Militante engagée en faveur du développement durable, Anusha Seechurn a récemment participé à la COP29, qui s’est tenue à Bakou, capitale de l’Azerbaïdjan, en tant que membre du panel consultatif des jeunes du PDG du Global Center on Adaptation et Global Youth Climate Leader. Elle nous parle de son expérience.
Quelles sont les retombées principales de la COP29 ?
D’ici 2035, les nations développées s’engagent à fournir au moins 300 milliards de dollars par an, avec un objectif plus ambitieux de mobiliser 1,3 trillion de dollars par an à partir de sources publiques et privées. Cet objectif vise à renforcer considérablement la résilience climatique, à soutenir les efforts d’adaptation et à accélérer la transition vers des économies bas carbone dans les pays en développement.
Cependant, ce montant reste largement inférieur aux 1,3 trillion de dollars par an dont les pays en développement ont besoin pour faire face aux conséquences du changement climatique et poursuivre un développement durable.
Parallèlement, l’un des résultats les plus marquants de la COP29 a été la mise en place d’un marché mondial des émissions de carbone. Ce nouveau mécanisme, conçu pour respecter les principes de l’Accord de Paris, vise à réduire drastiquement les émissions de CO2, estimées à 50 milliards de tonnes par an, et à financer des projets verts à travers le monde.
La COP29 a également accordé une attention particulière à l’adaptation et à la résilience. Des initiatives spécifiques ont été lancées pour aider les pays les moins avancés à mettre en œuvre leurs plans d’adaptation nationaux, avec un financement de 10 milliards de dollars par an dédié à cet effet. De plus, un fonds supplémentaire de 5 milliards de dollars a été alloué à la conservation des écosystèmes vulnérables.

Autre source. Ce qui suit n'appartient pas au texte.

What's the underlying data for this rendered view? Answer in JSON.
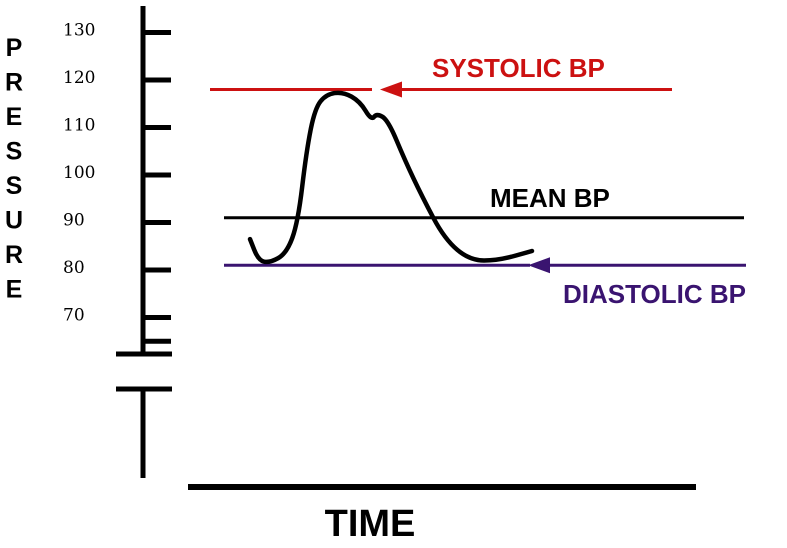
{
  "chart_data": {
    "type": "line",
    "ylabel": "PRESSURE",
    "xlabel": "TIME",
    "yticks": [
      "130",
      "120",
      "110",
      "100",
      "90",
      "80",
      "70"
    ],
    "axis_break": true,
    "reference_lines": [
      {
        "label": "SYSTOLIC BP",
        "value": 118,
        "color": "#cc1111",
        "arrow": true
      },
      {
        "label": "MEAN BP",
        "value": 91,
        "color": "#000000",
        "arrow": false
      },
      {
        "label": "DIASTOLIC BP",
        "value": 81,
        "color": "#3a1470",
        "arrow": true
      }
    ],
    "series": [
      {
        "values": [
          {
            "x": 0.0,
            "y": 86.5
          },
          {
            "x": 0.03,
            "y": 82.0
          },
          {
            "x": 0.07,
            "y": 81.5
          },
          {
            "x": 0.13,
            "y": 83.5
          },
          {
            "x": 0.17,
            "y": 90.0
          },
          {
            "x": 0.2,
            "y": 105.0
          },
          {
            "x": 0.23,
            "y": 114.0
          },
          {
            "x": 0.27,
            "y": 117.0
          },
          {
            "x": 0.33,
            "y": 117.5
          },
          {
            "x": 0.39,
            "y": 115.5
          },
          {
            "x": 0.43,
            "y": 111.5
          },
          {
            "x": 0.45,
            "y": 113.0
          },
          {
            "x": 0.49,
            "y": 111.5
          },
          {
            "x": 0.55,
            "y": 103.0
          },
          {
            "x": 0.61,
            "y": 95.5
          },
          {
            "x": 0.69,
            "y": 86.5
          },
          {
            "x": 0.78,
            "y": 82.0
          },
          {
            "x": 0.88,
            "y": 82.0
          },
          {
            "x": 1.0,
            "y": 84.0
          }
        ]
      }
    ]
  }
}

Enfin, le fonds pour les pertes et dommages, désormais entièrement opérationnel, fournira un soutien financier crucial aux pays les plus vulnérables, en particulier les petits États insulaires en développement (PEID), face aux impacts irréversibles du changement climatique. Ce fonds a déjà reçu des engagements financiers de plus de 730 millions de dollars, et les premiers projets devraient être financés dès 2025.
En tant que jeune Mauricienne, avez-vous trouvé difficile de faire entendre votre voix lors des différents événements auxquels vous avez participé ?
Pas du tout. Au contraire, en tant que jeune Mauricienne ayant accès à des organisations comme l’Alliance of Small Island States (AOSIS) et le Global Centre for Adaptation, je parviens aujourd’hui à faire retentir la voix des jeunes provenant des petits États insulaires de l’océan Indien. Je constate un intérêt croissant pour comprendre notre vulnérabilité et l’impact du changement climatique sur nos territoires.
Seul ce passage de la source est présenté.